Saturday, June 15, 2013

rep road: dateline Toronto (4)


Wrapped up the week in Toronto with a delicious and badly needed home cooked meal with my predecessor and friends David and Maria, who are a trove of local bookselling history.
Despite all the current challenges, and at least one big disappointment on every trip (can it really be true that the Art Gallery of Ontario is sacrificing it's excellent book department to more jewelry, umbrellas and toys?), the bookselling community in Toronto would be the envy of many cities.
While every veteran book person can ratlle off a list of the late, great stores which are no more, I was kept extremely busy all week hopping amongst some pretty fine ones which still very much are. 
Contemporary Torontonians can choose their books from an excellent chain of neighborhood indies (a business model that has all but evaporated in the states); from a superb, expertly selected shrine to new books in the financial district; from several still excellent academic stores; from (if you hurry) one of the finest Art Museums in North America; from two of the most eccentric used bookstores I've ever been in; from a wonderful, quirky and completely delightful shop in the Queen West neightborhood, and another one in High Park; and from a host of specialty shops, boasting the finest collection of books on film I've ever seen, to an excellent design and architecture shop, to two bookshops featuring books on cooking and food. And surely I'm forgetting someone. (oh right, Indigo and Chapters. If you like candles and incense with your literature.) 
Add to this the finest public library system in North America, and I'm quite jealous. Given the number of large and medium-sized cities that have become book deserts, I hope the people of Toronto appreciate their good book fortune.
My plan to travel the next few legs of my journey by train were stymied by Via Rail's inflexible bargaining tactics with it's customer service workers, who had called a strike for yesterday, the morning I was to leave. VIA Rail kept sending me confusing emails saying they are certain there won't be a strike, but if there is a strike my train will still be running, but that if I'd like a refund I'd only be able to get it in advance. 
I'm a knee-jerk pro-union guy, except when it comes to my own convenience. So in truth I had decided to take my chances.
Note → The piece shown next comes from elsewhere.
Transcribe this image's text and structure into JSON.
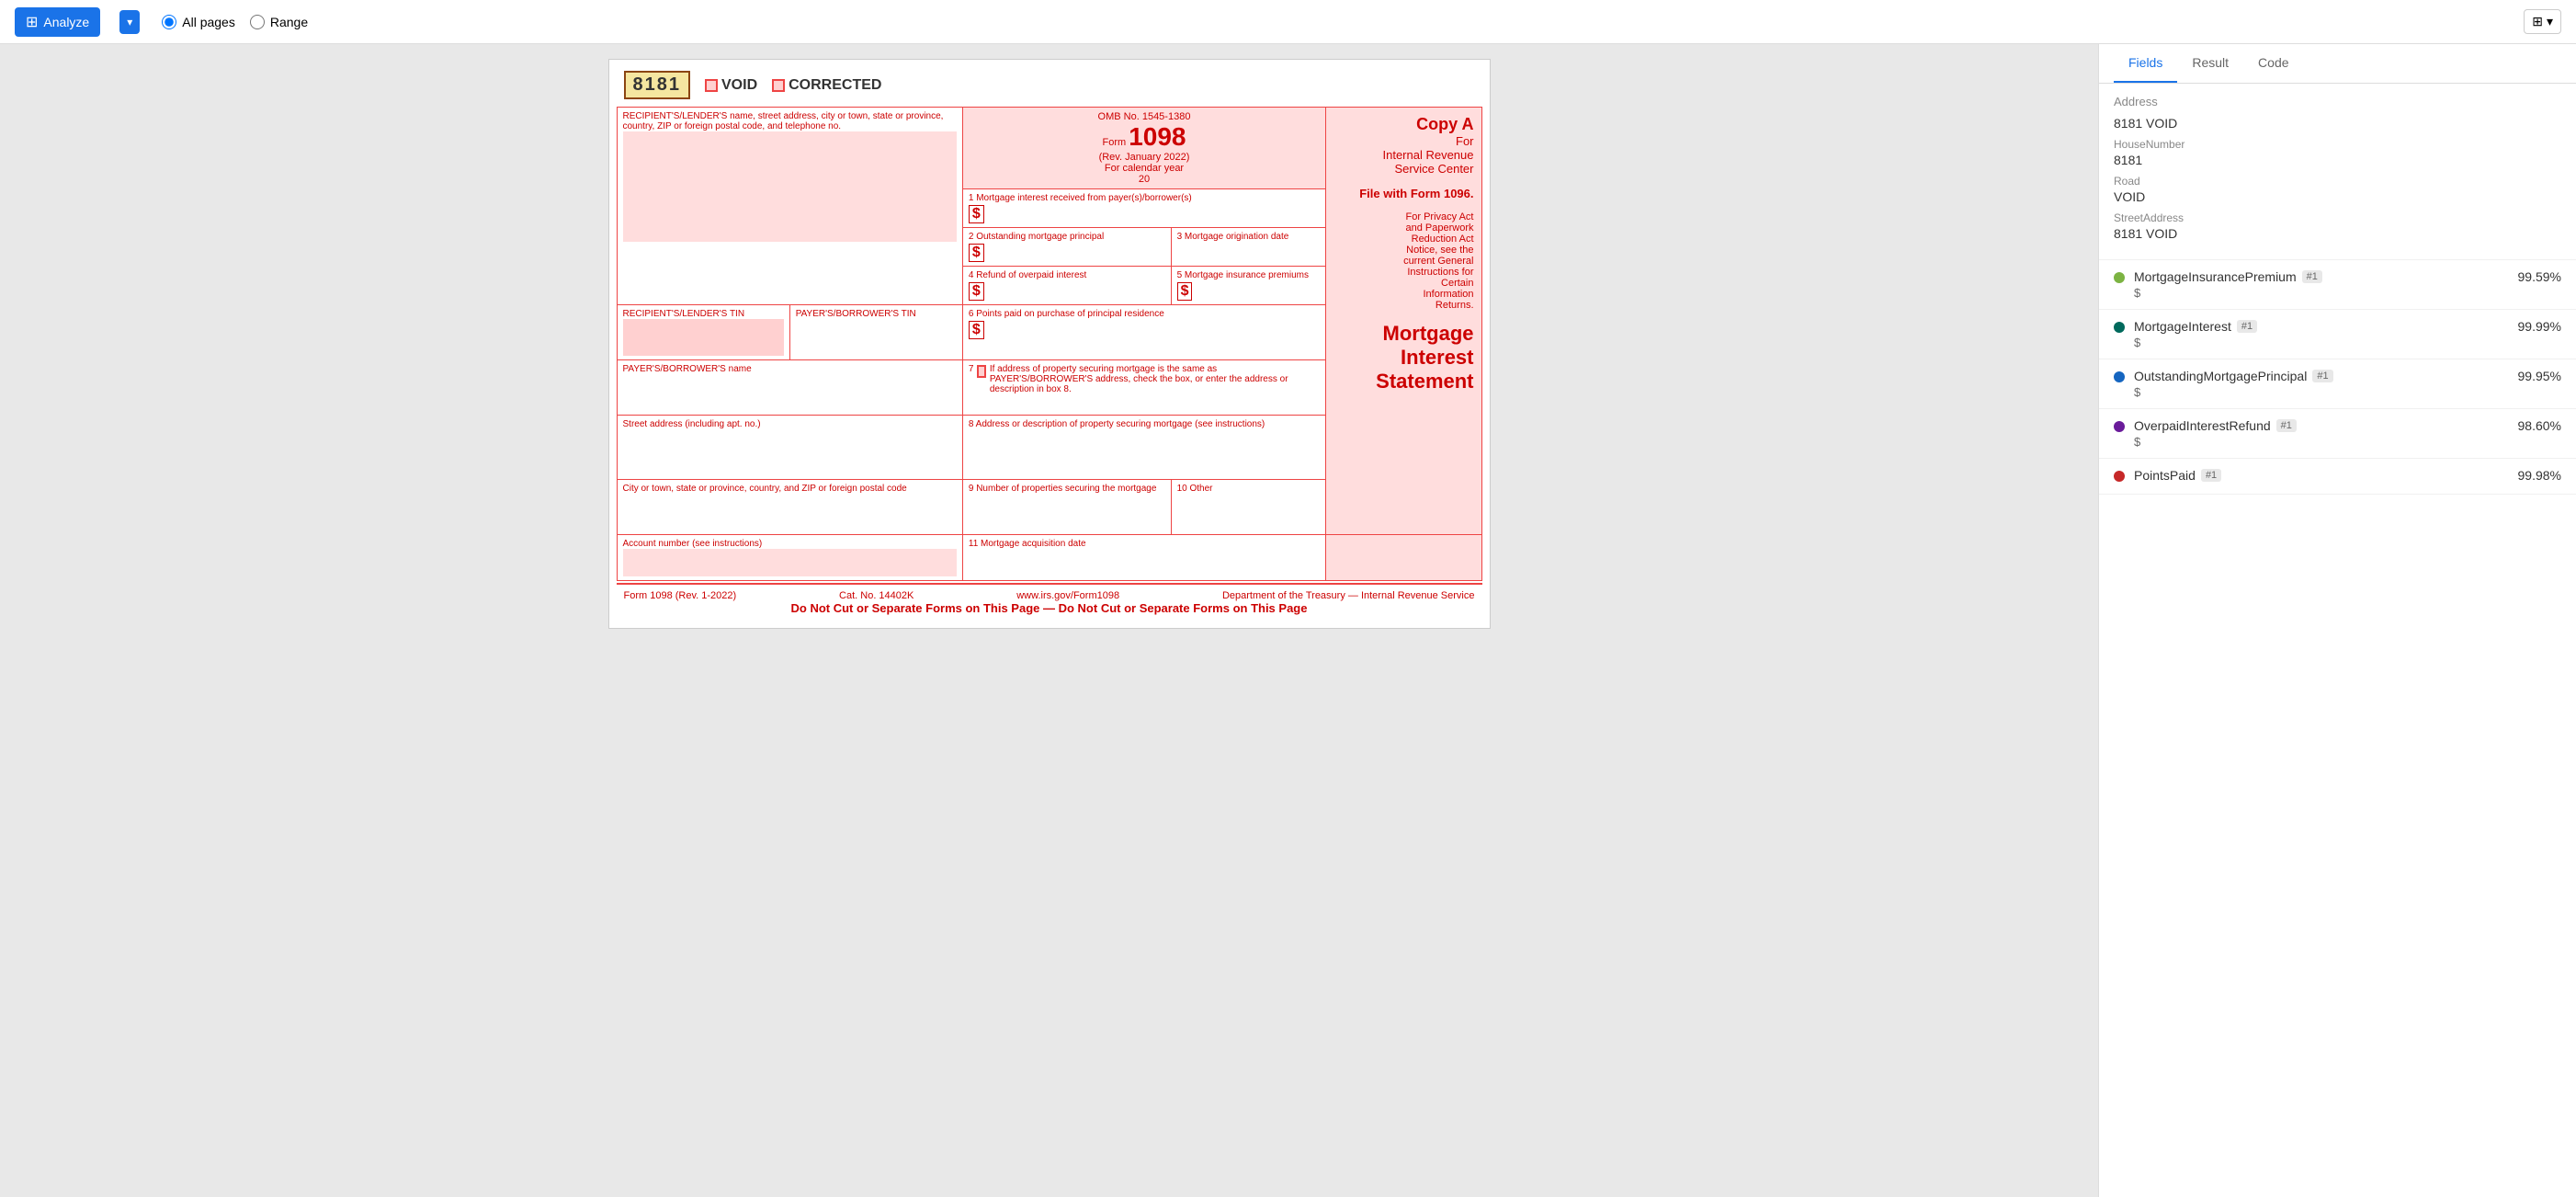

I didn't even know what the issues were.
But then I read an article about what the workers were asking and realized this is just a variation on the "demonize and penalize public workers" approach that's become so routine at home. The difference here is that the union still has enough clout to bully back a little. I haven't been faced with a decision to cross a picket line in the US in a long while because there are no strikes.
My father worked in a factory and was in the union when I was a child. He earned a decent wage and some benefits for the time, but at some point he got a promotion and was made "a company man," which seemed like an achievement to my mom, though to my sisters and I it just meant that we couldn't go to the fun union picnic. 
But somehow along the way, I absorbed a kind of moral/ethical idea about strikes being sacred. Workers don't resort to them casually. And in this climate where they are always the ones being asked to do the sacrificing, I decided I couldn't enjoy a train ride with that on my conscience. So I cashed in my tickets and rented a car.
The strike was (for now) settled at the last possible moment, so I could have avoided scab-dom aft all. But It was a useful exercise in reviewing my core beliefs. 
And anyway, isn't this situation not so different than what booksellers are asking their customers to do all the time? To think beyond price and convenience. To ponder in a more complex way their commercial actions. To consider buying the book from the indie shop for all the added value they get from its existence rather than online. Or to consider not buying the T- shirt at all if you suspect it's been made in a Bangla Desh sweatshop.
The drive to Ottawa was beautiful, and I didn't feel like a hypocrite when I arrived.